Ma chi erano in confronto quei quattro cafoni pompati da decine di migliaia di watt che quella notte starnazzavano tra San Pietro e Piazza del Popolo? Restassero pure là, da parte del sottoscritto nessun invito nè a loro nè ai loro adepti a condividere simili emozioni, perchè Louisiana e tutti quelli come lui sono solo per pochi intimi, affollarsi davanti a loro in qualche migliaio significa...perderli. Ed anche questo è Blues.

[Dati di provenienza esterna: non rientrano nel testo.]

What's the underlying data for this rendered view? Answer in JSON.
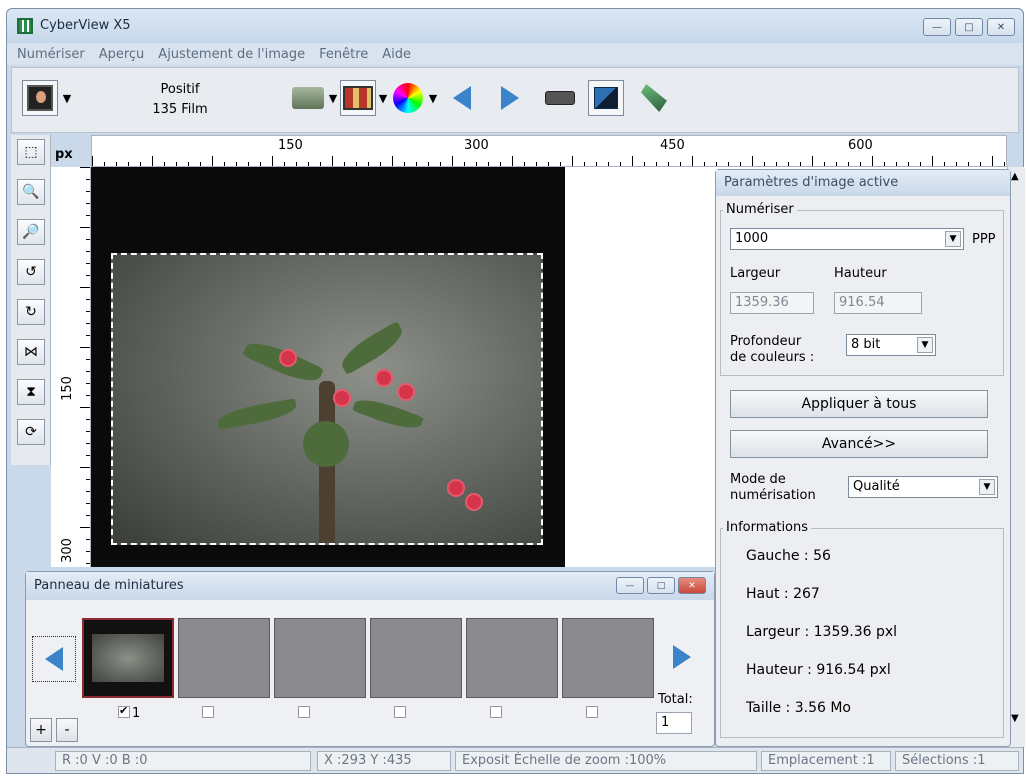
{
  "window": {
    "title": "CyberView X5",
    "min_label": "—",
    "max_label": "□",
    "close_label": "✕"
  },
  "menu": [
    "Numériser",
    "Aperçu",
    "Ajustement de l'image",
    "Fenêtre",
    "Aide"
  ],
  "toolbar": {
    "mode_line1": "Positif",
    "mode_line2": "135 Film",
    "drop_symbol": "▼"
  },
  "ruler": {
    "unit": "px",
    "h_labels": [
      "150",
      "300",
      "450",
      "600"
    ],
    "v_labels": [
      "150",
      "300"
    ]
  },
  "params": {
    "title": "Paramètres d'image active",
    "scan_group": "Numériser",
    "resolution": "1000",
    "resolution_unit": "PPP",
    "width_label": "Largeur",
    "height_label": "Hauteur",
    "width_value": "1359.36",
    "height_value": "916.54",
    "depth_label_1": "Profondeur",
    "depth_label_2": "de couleurs :",
    "depth_value": "8 bit",
    "apply_all": "Appliquer à tous",
    "advanced": "Avancé>>",
    "scan_mode_label_1": "Mode de",
    "scan_mode_label_2": "numérisation",
    "scan_mode_value": "Qualité",
    "info_group": "Informations",
    "info": [
      "Gauche : 56",
      "Haut : 267",
      "Largeur : 1359.36 pxl",
      "Hauteur : 916.54 pxl",
      "Taille : 3.56 Mo"
    ]
  },
  "thumbs": {
    "title": "Panneau de miniatures",
    "selected_label": "1",
    "total_label": "Total:",
    "total_value": "1",
    "add": "+",
    "remove": "-"
  },
  "status": {
    "rgb": "R :0 V :0 B :0",
    "coords": "X :293 Y :435",
    "zoom": "Exposit Échelle de zoom :100%",
    "location": "Emplacement :1",
    "selections": "Sélections :1"
  }
}
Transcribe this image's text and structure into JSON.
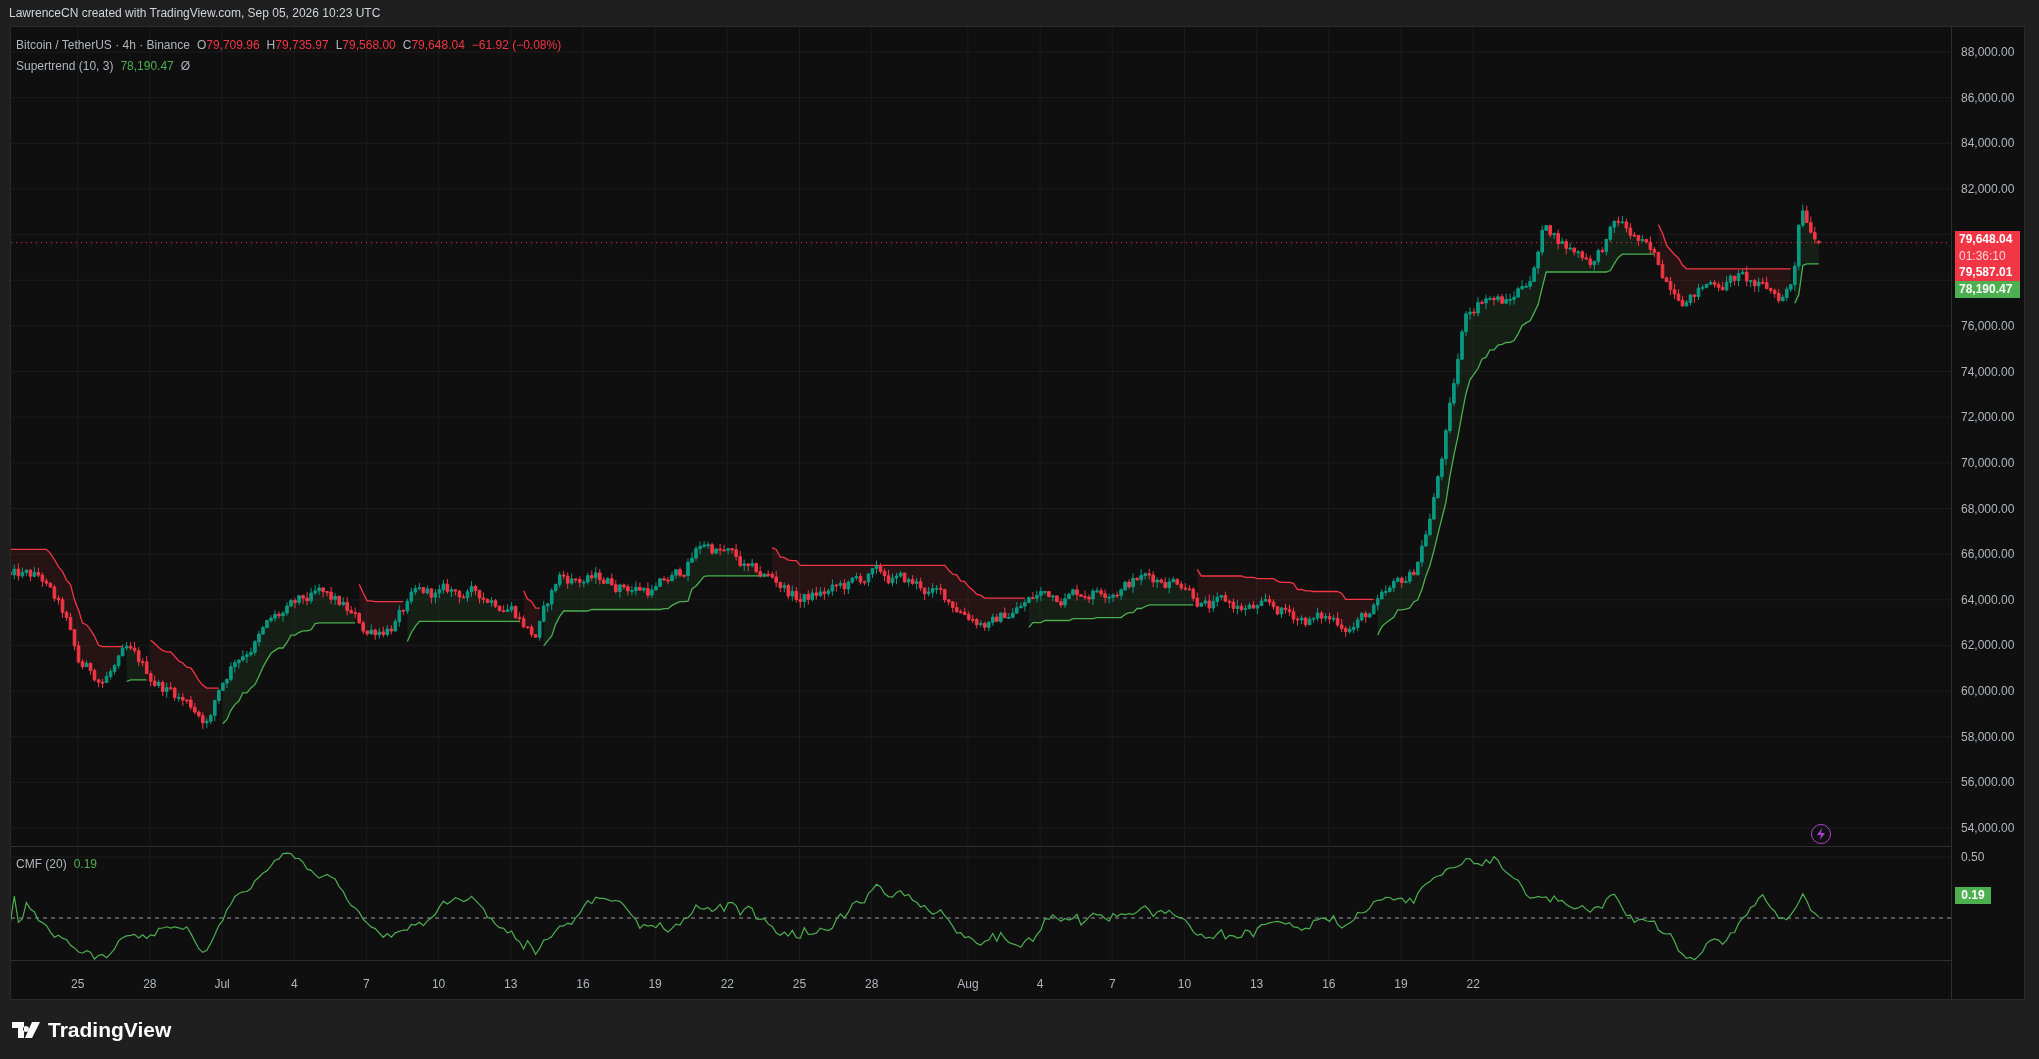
{
  "header": {
    "title": "LawrenceCN created with TradingView.com, Sep 05, 2026 10:23 UTC"
  },
  "legend": {
    "symbol": "Bitcoin / TetherUS · 4h · Binance",
    "ohlc": [
      {
        "label": "O",
        "value": "79,709.96"
      },
      {
        "label": "H",
        "value": "79,735.97"
      },
      {
        "label": "L",
        "value": "79,568.00"
      },
      {
        "label": "C",
        "value": "79,648.04"
      }
    ],
    "change": "−61.92 (−0.08%)"
  },
  "indicator": {
    "name": "Supertrend (10, 3)",
    "value": "78,190.47",
    "symbol": "Ø"
  },
  "price_axis": [
    "88,000.00",
    "86,000.00",
    "84,000.00",
    "82,000.00",
    "76,000.00",
    "74,000.00",
    "72,000.00",
    "70,000.00",
    "68,000.00",
    "66,000.00",
    "64,000.00",
    "62,000.00",
    "60,000.00",
    "58,000.00",
    "56,000.00",
    "54,000.00"
  ],
  "price_tags": [
    {
      "kind": "price",
      "value": "79,648.04",
      "color": "#f23645"
    },
    {
      "kind": "countdown",
      "value": "01:36:10",
      "color": "#f23645"
    },
    {
      "kind": "price",
      "value": "79,587.01",
      "color": "#f23645"
    },
    {
      "kind": "price",
      "value": "78,190.47",
      "color": "#4caf50"
    }
  ],
  "cmf": {
    "name": "CMF (20)",
    "value": "0.19",
    "axis_label": "0.50",
    "tag": "0.19"
  },
  "time_axis": [
    "25",
    "28",
    "Jul",
    "4",
    "7",
    "10",
    "13",
    "16",
    "19",
    "22",
    "25",
    "28",
    "Aug",
    "4",
    "7",
    "10",
    "13",
    "16",
    "19",
    "22"
  ],
  "footer": {
    "brand": "TradingView"
  }
}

Di lui Eric Clapton ha detto che è l'unico musicista capace di suonare 48 ore di seguito senza fermarsi, e come non crederci a vederlo? Da parte sua nessun atteggiamento da star o peggio ancora da grande vecchio del mondo che ha vissuto. Il suo modo di adagiare il suo corpaccione da bluesman nero incallito ricorda un pò quello di John Lee Hooker o di Ray Charles; due impenetrabili occhiali scuri fissi sul naso, testa bassa sulla sei corde, labbro inferiore pendente e il tacco della scarpa sinistra sempre a pestare sul pavimento.
Migliaia di anni luce lontano da qualsiasi millennium bug, da qualsiasi marketing, da ogni ansia da consumismo o da palinsesto televisivo, forse lo stesso scatto di millennio lo tocca come un moschino che si posa sul suo naso. Al di sopra di tutto, ma non distaccato, con poche semplici parole potrebbe raccontare molto di più del mondo lui che il miglior reporter vivente e forse anche piangere lacrime più sincere delle nostre nel vederne brutture e meschinità. Anche questo è Blues.
Così ho cominciato il 2000, oserei dire con qualcosa di più nel cuore e di certo con la voglia di prendere ad esempio una persona. Il mondo è così pieno di eroi fasulli che ogni tanto incontrarne qualcuno autentico, che non abbia nè lustrini nè plastica intorno a sè, ma che si presenta solamente come un uomo qualunque seduto su una sedia con la sua chitarra, è ossigeno per l'anima.
Questo è Louisiana Red, questo è il Blues. Grazie di esserci, ad entrambi.